With rising concern about the COVID-19 pandemic, the Government has placed a suspension on mass public gatherings, with a maximum of 20 persons allowed to assembling for church services, funerals, and weddings.
That limit will fall to 10 effective March 25.
“The Church can never be closed; it’s the building that is closed,” said Mullings. “We can’t go to church [because] the Church is the people of God; it is the bride of Christ, the Ecclesia – the called-out ones.”

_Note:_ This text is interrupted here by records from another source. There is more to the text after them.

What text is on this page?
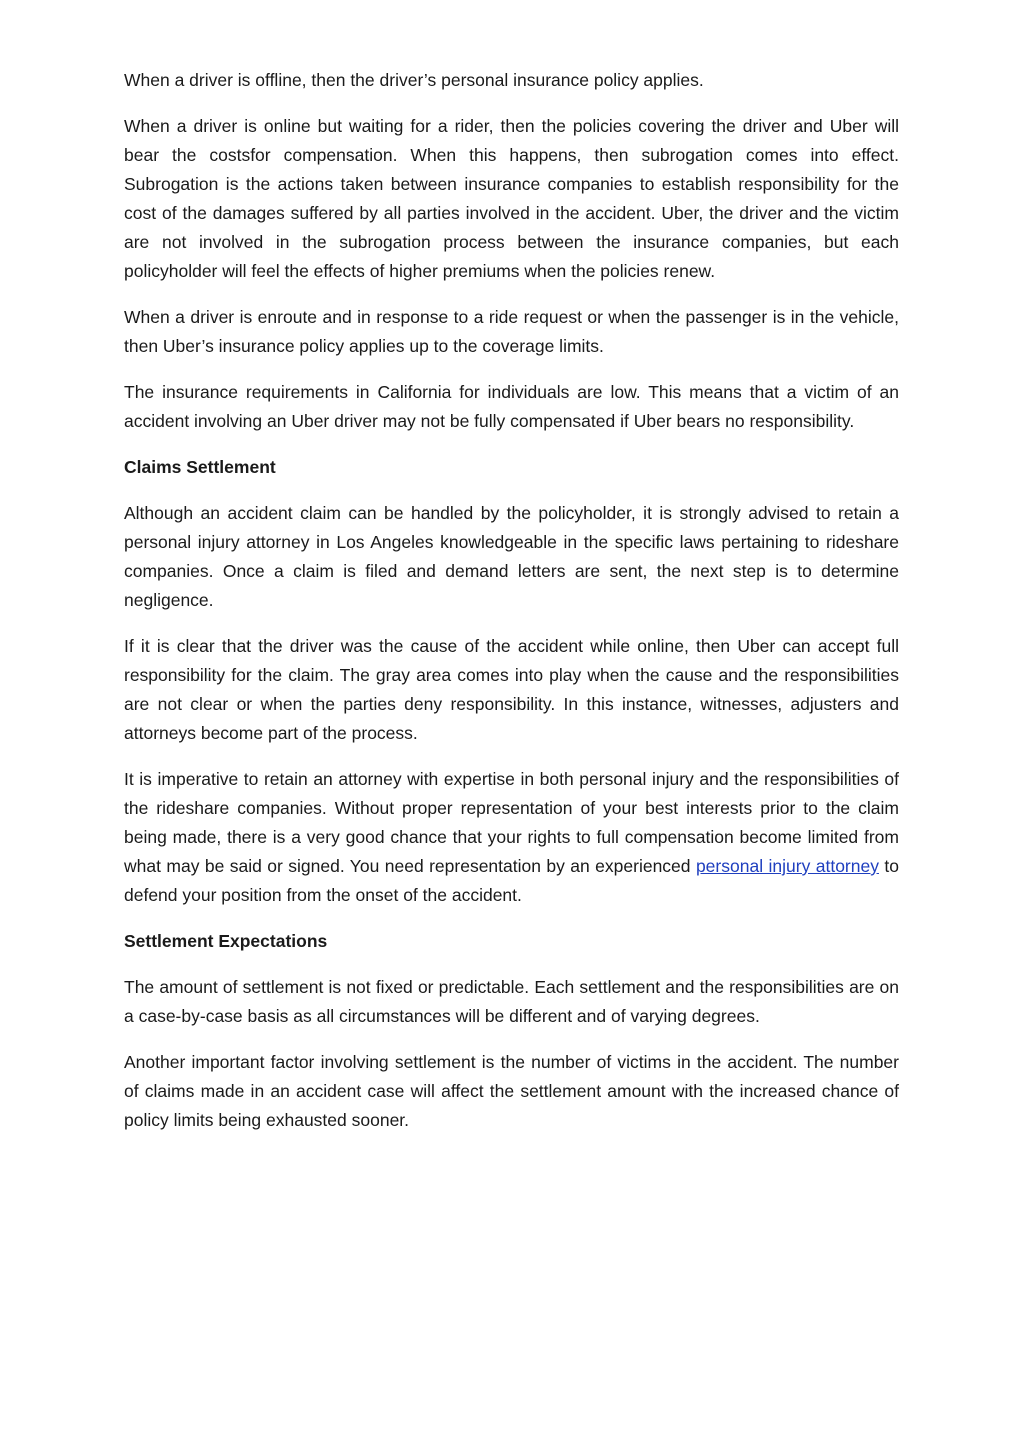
When a driver is offline, then the driver’s personal insurance policy applies.

When a driver is online but waiting for a rider, then the policies covering the driver and Uber will bear the costsfor compensation. When this happens, then subrogation comes into effect. Subrogation is the actions taken between insurance companies to establish responsibility for the cost of the damages suffered by all parties involved in the accident. Uber, the driver and the victim are not involved in the subrogation process between the insurance companies, but each policyholder will feel the effects of higher premiums when the policies renew.

When a driver is enroute and in response to a ride request or when the passenger is in the vehicle, then Uber’s insurance policy applies up to the coverage limits.

The insurance requirements in California for individuals are low. This means that a victim of an accident involving an Uber driver may not be fully compensated if Uber bears no responsibility.

Claims Settlement

Although an accident claim can be handled by the policyholder, it is strongly advised to retain a personal injury attorney in Los Angeles knowledgeable in the specific laws pertaining to rideshare companies. Once a claim is filed and demand letters are sent, the next step is to determine negligence.

If it is clear that the driver was the cause of the accident while online, then Uber can accept full responsibility for the claim. The gray area comes into play when the cause and the responsibilities are not clear or when the parties deny responsibility. In this instance, witnesses, adjusters and attorneys become part of the process.

It is imperative to retain an attorney with expertise in both personal injury and the responsibilities of the rideshare companies. Without proper representation of your best interests prior to the claim being made, there is a very good chance that your rights to full compensation become limited from what may be said or signed. You need representation by an experienced personal injury attorney to defend your position from the onset of the accident.

Settlement Expectations

The amount of settlement is not fixed or predictable. Each settlement and the responsibilities are on a case-by-case basis as all circumstances will be different and of varying degrees.

Another important factor involving settlement is the number of victims in the accident. The number of claims made in an accident case will affect the settlement amount with the increased chance of policy limits being exhausted sooner.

According to the pastor, who is a former policeman, the Church is a living organism that thrives through persecution and difficulties such as the COVID-19 pandemic. He said that the postponement of assemblies ought not to impede the work of Christians in teaching and preaching the Word of God, or preventing members from personal worship.
“Whether the people of God are gathered in one place or scattered in diverse places, God’s people are still the Church,” said Mullings, whose 15-year-old daughter survived a bullet wound sustained during an illegal New Year gun salute in Mt Salem. She was hit while standing in the churchyard.
“Closure of the building does not in any way, shape or form demonstrate a lack of faith. Rather, it demonstrates wisdom on the part of the undershepherds and obedience to the constituted authority, which God, our father, requires of His people,” he said.